El pequeño Federico era un hermoso
chiquillo, de rizados cabellos; pero toda la gente de la aldea le llamaba
siempre Federiquillo el Mentiroso. Cuando por la noche veía volar un
murciélago, corría hacia su casa y gritaba: "¡He visto volar un dragón en
persona!" Y, cuando había escardado un cuarto de hora en el jardín de su
abuela, afirmaba después grave y firmemente, que había estado arrancando,
durante siete horas enteras, malas hierbas del jardín.
-Federiquillo, ¡di la verdad! - le
reprendía su madre cuando le oía hablar así.
Y cada vez gritaba Federiquillo
indignado:
-¡Ésta es la pura verdad!
-Es y seguirá siendo Federiquillo
el Mentiroso -decía enojado su padre, y recurría de vez en cuando al bastón.
La madre, sin embargo, se afligía.
Un día apareció rota en el suelo de
la cocina la taza del padre, que tenía el reborde y el asa dorados.
-Federiquillo, ¿qué has hecho? -gritó
su madre.
-Nada. Estaba yo tranquilamente en
la puerta de la cocina cuando vi cómo esta mesa empezaba de repente a moverse.
Todas las tazas saltaron y la dorada más alta que ninguna. De pronto empezó a
danzar en círculo, pero cayó por el borde de la mesa y se rompió. Sí, así ha
ocurrido. Lo he visto con mis propios ojos.
-¡Federico, tú mientes! Y lo más
triste es que tú mismo crees tus mentiras. ¡Ojalá se te erizaran los cabellos
cuando no dices la verdad!
-¡Yo no miento nunca! gritó
Federiquillo, y quiso ponerse a patalear.
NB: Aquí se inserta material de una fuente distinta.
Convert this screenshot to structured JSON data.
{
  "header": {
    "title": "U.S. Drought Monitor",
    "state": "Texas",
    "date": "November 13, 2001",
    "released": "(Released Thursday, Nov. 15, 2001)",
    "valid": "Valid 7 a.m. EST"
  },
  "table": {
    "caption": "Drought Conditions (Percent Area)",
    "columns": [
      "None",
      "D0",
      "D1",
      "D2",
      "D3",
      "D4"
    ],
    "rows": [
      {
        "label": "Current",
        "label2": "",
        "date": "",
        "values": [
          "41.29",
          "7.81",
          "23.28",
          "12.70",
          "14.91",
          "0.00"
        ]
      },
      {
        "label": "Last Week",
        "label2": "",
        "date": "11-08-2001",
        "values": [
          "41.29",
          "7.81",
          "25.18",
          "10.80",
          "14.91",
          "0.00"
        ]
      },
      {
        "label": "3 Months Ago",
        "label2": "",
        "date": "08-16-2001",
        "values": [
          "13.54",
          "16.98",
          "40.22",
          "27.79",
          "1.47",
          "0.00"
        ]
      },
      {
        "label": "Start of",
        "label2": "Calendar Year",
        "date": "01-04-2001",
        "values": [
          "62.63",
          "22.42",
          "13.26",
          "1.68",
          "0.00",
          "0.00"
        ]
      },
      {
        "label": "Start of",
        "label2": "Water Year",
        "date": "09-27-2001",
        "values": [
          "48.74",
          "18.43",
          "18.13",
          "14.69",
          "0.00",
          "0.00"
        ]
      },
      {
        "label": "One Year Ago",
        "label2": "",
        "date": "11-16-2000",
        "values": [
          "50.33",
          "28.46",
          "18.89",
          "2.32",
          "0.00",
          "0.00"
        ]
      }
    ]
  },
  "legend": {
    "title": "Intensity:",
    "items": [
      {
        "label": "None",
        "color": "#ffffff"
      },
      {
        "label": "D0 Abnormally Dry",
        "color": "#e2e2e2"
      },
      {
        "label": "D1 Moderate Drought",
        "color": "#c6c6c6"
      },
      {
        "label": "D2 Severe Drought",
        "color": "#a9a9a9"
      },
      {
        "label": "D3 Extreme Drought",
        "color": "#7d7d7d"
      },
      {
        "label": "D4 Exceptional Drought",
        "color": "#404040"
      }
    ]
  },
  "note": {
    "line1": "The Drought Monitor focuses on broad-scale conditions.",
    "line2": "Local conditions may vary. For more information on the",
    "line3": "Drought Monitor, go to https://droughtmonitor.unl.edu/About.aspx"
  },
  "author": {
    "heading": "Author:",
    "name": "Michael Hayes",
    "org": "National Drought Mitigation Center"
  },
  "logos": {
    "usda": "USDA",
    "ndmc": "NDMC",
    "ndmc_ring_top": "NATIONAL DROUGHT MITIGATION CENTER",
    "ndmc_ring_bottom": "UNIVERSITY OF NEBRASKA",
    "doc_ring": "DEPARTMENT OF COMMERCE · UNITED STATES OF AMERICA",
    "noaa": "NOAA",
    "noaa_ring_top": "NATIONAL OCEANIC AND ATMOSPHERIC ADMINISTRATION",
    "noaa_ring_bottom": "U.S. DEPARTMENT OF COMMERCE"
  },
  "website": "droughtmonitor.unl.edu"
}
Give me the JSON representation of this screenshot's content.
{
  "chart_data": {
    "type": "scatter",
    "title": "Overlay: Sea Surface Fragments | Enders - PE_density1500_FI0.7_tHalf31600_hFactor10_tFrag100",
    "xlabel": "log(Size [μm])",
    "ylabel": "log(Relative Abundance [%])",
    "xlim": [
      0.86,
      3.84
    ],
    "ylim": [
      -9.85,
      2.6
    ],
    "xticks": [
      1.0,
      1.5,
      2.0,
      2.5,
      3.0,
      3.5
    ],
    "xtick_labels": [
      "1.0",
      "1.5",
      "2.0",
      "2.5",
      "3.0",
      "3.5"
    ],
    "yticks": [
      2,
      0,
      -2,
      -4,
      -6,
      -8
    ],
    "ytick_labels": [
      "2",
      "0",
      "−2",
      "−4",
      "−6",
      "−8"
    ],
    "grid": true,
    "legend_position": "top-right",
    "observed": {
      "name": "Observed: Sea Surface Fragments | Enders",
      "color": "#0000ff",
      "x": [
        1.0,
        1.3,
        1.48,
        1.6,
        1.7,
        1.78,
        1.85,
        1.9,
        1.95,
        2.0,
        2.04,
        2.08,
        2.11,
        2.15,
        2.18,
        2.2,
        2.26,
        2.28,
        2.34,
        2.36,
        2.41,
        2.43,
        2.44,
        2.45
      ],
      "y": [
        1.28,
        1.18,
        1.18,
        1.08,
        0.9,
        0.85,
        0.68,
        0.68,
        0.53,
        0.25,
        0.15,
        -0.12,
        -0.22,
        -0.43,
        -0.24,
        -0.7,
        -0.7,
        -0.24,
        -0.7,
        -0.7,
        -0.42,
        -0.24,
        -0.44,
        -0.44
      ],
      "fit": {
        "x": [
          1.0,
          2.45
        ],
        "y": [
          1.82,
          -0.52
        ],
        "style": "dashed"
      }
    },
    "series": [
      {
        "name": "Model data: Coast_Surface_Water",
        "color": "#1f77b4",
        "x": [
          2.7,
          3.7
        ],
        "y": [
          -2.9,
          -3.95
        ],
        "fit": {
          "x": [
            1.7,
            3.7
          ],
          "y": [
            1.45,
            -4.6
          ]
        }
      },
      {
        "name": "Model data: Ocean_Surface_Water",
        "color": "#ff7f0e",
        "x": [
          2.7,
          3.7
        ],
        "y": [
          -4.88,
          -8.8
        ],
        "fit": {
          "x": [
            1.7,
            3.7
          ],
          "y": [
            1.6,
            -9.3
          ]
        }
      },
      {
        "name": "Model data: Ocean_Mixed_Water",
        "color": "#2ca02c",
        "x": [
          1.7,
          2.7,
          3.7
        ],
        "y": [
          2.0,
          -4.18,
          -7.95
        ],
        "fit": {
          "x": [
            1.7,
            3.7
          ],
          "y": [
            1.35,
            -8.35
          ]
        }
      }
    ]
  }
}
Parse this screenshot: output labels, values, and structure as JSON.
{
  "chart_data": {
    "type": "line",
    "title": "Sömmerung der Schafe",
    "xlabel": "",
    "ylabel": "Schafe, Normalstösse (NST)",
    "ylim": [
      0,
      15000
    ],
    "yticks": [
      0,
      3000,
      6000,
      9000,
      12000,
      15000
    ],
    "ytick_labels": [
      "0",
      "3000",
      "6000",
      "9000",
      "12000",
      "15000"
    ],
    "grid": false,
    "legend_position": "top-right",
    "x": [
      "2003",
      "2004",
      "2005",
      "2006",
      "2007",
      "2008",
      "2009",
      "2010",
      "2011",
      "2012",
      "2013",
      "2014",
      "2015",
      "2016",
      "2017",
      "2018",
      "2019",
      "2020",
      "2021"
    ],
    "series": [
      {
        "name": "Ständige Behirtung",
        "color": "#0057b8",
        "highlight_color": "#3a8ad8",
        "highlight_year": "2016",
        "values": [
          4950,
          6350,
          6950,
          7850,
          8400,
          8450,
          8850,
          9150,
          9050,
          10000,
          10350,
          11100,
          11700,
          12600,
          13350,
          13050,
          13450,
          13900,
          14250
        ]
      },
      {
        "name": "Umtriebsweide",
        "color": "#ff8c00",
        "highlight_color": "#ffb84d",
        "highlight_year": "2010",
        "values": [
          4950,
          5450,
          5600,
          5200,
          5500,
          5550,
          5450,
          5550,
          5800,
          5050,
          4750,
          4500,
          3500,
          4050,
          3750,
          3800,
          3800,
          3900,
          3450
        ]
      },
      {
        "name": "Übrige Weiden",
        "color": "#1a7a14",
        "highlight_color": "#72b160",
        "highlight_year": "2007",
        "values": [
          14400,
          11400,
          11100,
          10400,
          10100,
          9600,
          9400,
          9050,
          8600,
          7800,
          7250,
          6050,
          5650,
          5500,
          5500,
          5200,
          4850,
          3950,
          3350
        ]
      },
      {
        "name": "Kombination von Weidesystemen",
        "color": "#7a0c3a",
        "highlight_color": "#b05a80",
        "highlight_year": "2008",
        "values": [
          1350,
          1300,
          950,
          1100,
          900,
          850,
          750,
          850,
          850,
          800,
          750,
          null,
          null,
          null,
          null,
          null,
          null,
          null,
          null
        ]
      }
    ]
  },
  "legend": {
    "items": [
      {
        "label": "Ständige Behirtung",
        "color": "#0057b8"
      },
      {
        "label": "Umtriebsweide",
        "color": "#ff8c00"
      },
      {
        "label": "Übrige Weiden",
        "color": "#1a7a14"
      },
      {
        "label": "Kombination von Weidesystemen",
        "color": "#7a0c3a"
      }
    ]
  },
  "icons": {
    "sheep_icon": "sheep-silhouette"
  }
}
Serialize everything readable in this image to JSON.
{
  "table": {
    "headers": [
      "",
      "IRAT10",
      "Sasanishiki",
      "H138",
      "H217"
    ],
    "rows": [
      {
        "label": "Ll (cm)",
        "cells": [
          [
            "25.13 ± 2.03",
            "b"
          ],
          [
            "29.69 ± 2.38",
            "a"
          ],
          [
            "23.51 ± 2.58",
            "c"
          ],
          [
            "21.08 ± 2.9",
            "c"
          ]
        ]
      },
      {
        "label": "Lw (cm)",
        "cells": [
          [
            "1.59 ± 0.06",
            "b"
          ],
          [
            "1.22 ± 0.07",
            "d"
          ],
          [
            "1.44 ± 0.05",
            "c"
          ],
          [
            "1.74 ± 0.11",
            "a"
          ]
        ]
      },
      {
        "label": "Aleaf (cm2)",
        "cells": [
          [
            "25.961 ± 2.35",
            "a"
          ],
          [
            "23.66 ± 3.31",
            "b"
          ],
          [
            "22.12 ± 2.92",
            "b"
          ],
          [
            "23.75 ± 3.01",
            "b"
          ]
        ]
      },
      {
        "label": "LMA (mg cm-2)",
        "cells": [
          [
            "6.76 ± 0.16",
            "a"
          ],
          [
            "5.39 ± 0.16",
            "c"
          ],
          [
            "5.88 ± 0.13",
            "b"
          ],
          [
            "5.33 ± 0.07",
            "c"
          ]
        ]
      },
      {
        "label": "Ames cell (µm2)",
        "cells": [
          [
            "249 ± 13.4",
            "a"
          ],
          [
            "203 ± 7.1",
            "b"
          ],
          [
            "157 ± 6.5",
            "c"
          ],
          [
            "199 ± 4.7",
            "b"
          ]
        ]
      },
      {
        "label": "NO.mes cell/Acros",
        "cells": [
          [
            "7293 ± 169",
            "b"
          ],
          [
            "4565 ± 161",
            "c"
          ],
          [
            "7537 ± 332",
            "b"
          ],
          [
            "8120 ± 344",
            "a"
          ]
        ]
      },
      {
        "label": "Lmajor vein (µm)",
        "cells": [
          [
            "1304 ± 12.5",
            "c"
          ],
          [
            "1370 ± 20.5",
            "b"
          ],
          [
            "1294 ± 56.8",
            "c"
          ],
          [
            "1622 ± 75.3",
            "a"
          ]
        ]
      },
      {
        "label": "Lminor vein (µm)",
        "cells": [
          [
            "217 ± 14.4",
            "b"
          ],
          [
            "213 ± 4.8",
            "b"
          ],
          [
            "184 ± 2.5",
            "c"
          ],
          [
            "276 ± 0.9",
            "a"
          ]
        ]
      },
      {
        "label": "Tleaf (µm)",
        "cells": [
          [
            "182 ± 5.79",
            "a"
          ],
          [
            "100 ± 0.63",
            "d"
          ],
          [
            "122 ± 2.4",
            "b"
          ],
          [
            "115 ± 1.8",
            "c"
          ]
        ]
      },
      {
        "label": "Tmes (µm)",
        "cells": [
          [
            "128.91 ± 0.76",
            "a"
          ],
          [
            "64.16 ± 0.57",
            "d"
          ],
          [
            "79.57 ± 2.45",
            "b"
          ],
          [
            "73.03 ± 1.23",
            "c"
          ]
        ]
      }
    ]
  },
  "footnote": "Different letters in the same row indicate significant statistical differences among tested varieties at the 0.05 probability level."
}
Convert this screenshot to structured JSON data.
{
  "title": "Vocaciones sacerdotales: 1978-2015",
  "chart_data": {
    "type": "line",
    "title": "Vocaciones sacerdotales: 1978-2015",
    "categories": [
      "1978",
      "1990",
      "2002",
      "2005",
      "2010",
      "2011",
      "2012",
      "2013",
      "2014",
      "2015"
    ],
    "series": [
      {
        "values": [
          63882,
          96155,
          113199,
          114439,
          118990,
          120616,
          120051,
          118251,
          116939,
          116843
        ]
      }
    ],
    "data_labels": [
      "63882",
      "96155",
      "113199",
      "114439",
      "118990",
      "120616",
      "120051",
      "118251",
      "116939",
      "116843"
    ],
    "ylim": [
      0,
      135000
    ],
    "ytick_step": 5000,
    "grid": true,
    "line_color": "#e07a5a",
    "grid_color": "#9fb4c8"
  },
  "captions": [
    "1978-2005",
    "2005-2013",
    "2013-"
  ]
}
Entonces notó sobre su cabeza un
curioso cosquilleo, y percibió un rumor singular en sus oídos, como cuando el
pavo real abre su rueda. Se llevó las manos a los cabellos. Se pasó las dos
manos sobre ellos. Todo fue en vano. Obstinado, se dirigió a la cestita de
costura de su madre, cogió las tijeras y quiso cortarse los cabellos. Pero en
vano: eran tan, fuertes como alambres. Entonces gritó, lleno de terror:
- ¡Madre, yo he sido quien ha roto
la taza!
Al momento se abatieron los
erizados cabellos y se le enrollaron en suaves rizos, de modo que fue de nuevo
el hermoso Federico.
Y así sucedió cada vez. Cuando el
chiquillo mentía, se le erizaban los cabellos hacia lo alto. Y cuando decía
después la verdad, se le rizaban de nuevo. Pero si esto sucedía en la escuela,
tenía el grave inconveniente de que se burlaba de él toda la clase, y en el
camino de regreso a casa le seguían todos sus compañeros gritando:
-¡Federiquillo, el Mentiroso!
¡Federiquillo, el Mentiroso!
¡Esto era espantoso! Pero, gracias
a ello, perdió Federico la costumbre de mentir. Sus padres se sintieron completamente
felices desde entonces. Su madre le regaló el día de su cumpleaños un gran
libro de cuentos, y su padre una historia de ladrones. Ésta dio mucho que
pensar al muchacho. Los ladrones de la historia negaban cuanto se les antojaba,
del azul del cielo para abajo. Se dio cuenta, sin embargo, de que finalmente
colgaban de la horca, y no decían ya entonces ninguna palabra más.